Although I did have some small victories along the way, I still had to accept that healing and long-term change were not going to happen overnight and that the anger and resentment I was feeling was in fact me going through a period of mourning – my past self might as well have died.
Once I allowed myself to become immersed in that emotion and then let it go, things began to change. Not huge, sweeping changes. Little changes. Changes that were almost imperceptible.
Stripping It Down
For instance, this past Christmas, I wanted to keep things low key – less materialism, less giving in to the commercialism that bombards us 24/7. I wanted to return to the roots – not necessarily the religious roots, but the simple aspects of the season:
Gifts of time and attention
And I still ended up rushing around big box stores, frantically gathering unnecessary necessities, spending money that should have been tucked in savings, and collapsing in exhaustion every two days and every weekend as the crush of the holidays and the emotional rip tide of other shoppers drained me of what little energy I had.

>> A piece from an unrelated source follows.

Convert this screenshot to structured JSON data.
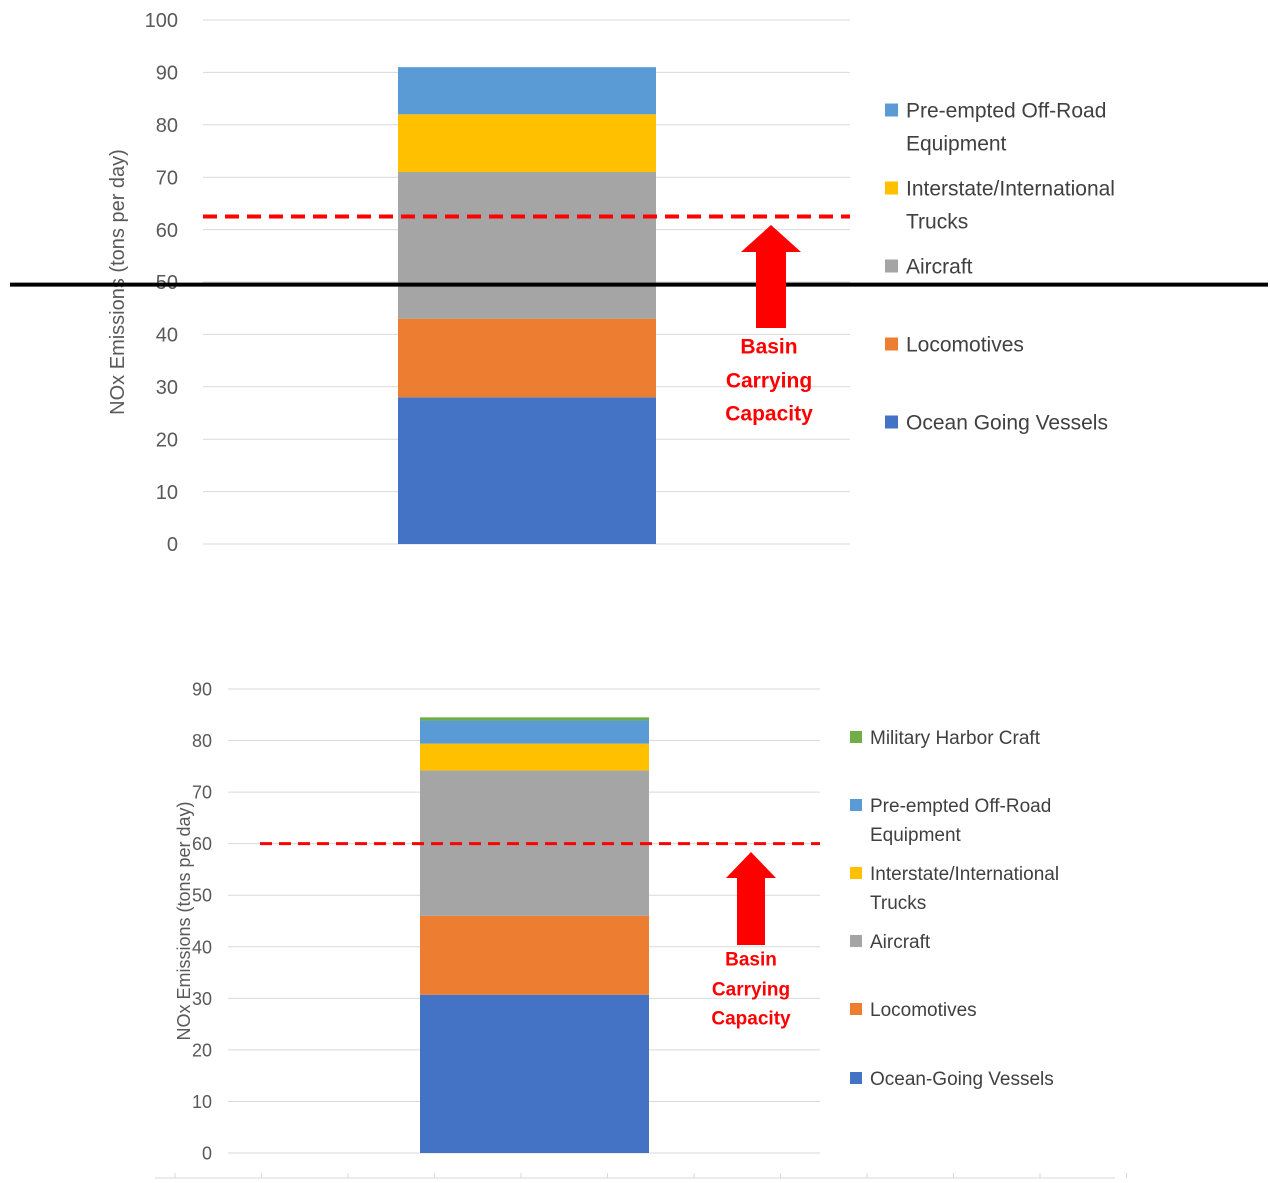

I didn’t cook a huge, special dinner. We didn’t haul out numerous decorations or put up a huge tree. When family came by later in the day, I made sure I stayed in bed because I was having a Lyme-based flare. And I worked from home in the days after Christmas to give my body time to recover all that precious energy.
This year, I want to strip things down even further. Nothing major, nothing overwhelming. Using the house metaphor, I’m talking about making small changes – repainting a room, changing an outdoor light, cleaning out the dryer hose, etc.
This means that as part of my upkeep, I will begin to prepare for a more natural, laid back Christmas by calmly setting boundaries – for both my brain and my loved ones – in January. And again, in February. Taking it room by room, little by little, adjusting and fine tuning every month, every week, every day. So that by the time December and another year rolls around again, simplicity will have become a well-beloved habit.
Not just for the holidays, but for the rest of my life.